Highlights & Insights¶
- Dual-format QA+CQ is the most clever design: By transforming the same knowledge point into both generative and discriminative tasks, the benchmark preserves the realism of open-ended answers while using CQs as objective anchors. This reveals performance dimensions often hidden by single metrics.
- Expert Review + Traceability: In an era where LLMs often generate erroneous training data, the insistence on human expert review and traceability to source URLs ensures benchmark credibility and provides high-quality EDA corpora.
- Task Difficulty Gradient: Moving from pure text to image-text alignment and then to pure visual interpretation effectively mirrors the professional workflow of an engineer.
Limitations & Future Work¶
- Ours vs. Human Replacement: The authors admit current LLMs only possess foundational PCB knowledge and are far from replacing humans in open-ended scenarios.

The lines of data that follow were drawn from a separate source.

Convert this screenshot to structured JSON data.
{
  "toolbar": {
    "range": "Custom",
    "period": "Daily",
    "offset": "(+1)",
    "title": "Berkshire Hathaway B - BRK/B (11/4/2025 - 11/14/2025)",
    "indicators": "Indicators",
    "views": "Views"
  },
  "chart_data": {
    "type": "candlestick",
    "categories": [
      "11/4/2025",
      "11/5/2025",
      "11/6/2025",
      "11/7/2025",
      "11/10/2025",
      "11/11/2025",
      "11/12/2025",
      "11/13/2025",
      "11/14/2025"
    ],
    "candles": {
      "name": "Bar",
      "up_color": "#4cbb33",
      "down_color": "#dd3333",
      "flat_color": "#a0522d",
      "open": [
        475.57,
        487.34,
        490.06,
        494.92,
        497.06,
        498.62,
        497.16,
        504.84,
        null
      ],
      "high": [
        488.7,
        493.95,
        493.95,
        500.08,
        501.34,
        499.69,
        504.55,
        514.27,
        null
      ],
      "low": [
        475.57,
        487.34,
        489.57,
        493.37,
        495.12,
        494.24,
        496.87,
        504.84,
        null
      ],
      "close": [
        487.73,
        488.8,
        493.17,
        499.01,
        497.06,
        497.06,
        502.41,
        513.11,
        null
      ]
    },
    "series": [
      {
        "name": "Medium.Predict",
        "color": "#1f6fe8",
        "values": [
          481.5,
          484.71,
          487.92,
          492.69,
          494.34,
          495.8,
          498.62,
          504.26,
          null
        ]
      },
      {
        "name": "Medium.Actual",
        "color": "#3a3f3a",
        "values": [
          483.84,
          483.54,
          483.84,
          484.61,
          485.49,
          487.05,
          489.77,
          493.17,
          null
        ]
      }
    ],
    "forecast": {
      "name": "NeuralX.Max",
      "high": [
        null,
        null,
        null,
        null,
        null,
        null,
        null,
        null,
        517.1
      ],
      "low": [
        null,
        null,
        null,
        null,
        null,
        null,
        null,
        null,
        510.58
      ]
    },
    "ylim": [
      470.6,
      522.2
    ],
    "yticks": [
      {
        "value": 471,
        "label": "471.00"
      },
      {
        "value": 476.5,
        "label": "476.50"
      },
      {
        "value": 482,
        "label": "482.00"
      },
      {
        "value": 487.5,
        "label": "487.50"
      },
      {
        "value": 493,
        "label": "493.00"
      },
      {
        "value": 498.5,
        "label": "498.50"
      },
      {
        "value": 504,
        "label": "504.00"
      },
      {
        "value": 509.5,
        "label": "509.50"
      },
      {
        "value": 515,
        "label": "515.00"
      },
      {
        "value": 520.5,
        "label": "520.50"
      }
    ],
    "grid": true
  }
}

- Understanding vs. Generating Layouts: The benchmark tests whether models can "understand" or "answer" PCB questions, not whether they can produce manufacturable layouts—a significant gap remains toward end-to-end "LLM-driven PCB design."
- Task 3 Metric Limitations: Similar F1 scores and inconsistent BERTScore/SBERT results suggest that general semantic metrics may fail to detect true structural understanding differences in engineering drawings.
- Zero-shot Constraint: The lack of prompt engineering or few-shot examples may underestimate the upper bounds of model capability.
Related Work & Insights¶
- vs. Existing PCB Datasets: Prior sets like PCB-DSLR or DeepPCB focus only on visual defect detection. PCB-Bench is the first to cover "Text + Schematic + Source + Manufacturing" to evaluate LLM design understanding.
- vs. LLM-for-EDA Benchmarks: Existing work focuses on HDL/Verilog code generation (textual/logic); PCB-Bench adds the missing components of visual and physical design files.
- vs. RL Placement: RL methods optimize geometric objectives under fixed rules without multimodal semantic reasoning. This work provides a complementary perspective on "engineering semantics."
Rating¶
- Novelty: ⭐⭐⭐⭐⭐ First LLM benchmark for PCB placement/routing spanning three modalities; fills a clear gap.
- Experimental Thoroughness: ⭐⭐⭐⭐ Covers 13+ models across three tasks with multiple metrics, though missing generative layout evaluation.
- Writing Quality: ⭐⭐⭐⭐ Clear task definitions and standardized tables; some metric consistency issues noted.
- Value: ⭐⭐⭐⭐⭐ Provides a standardized platform for "Engineering LLMs," with lasting reference value for the EDA+AI field.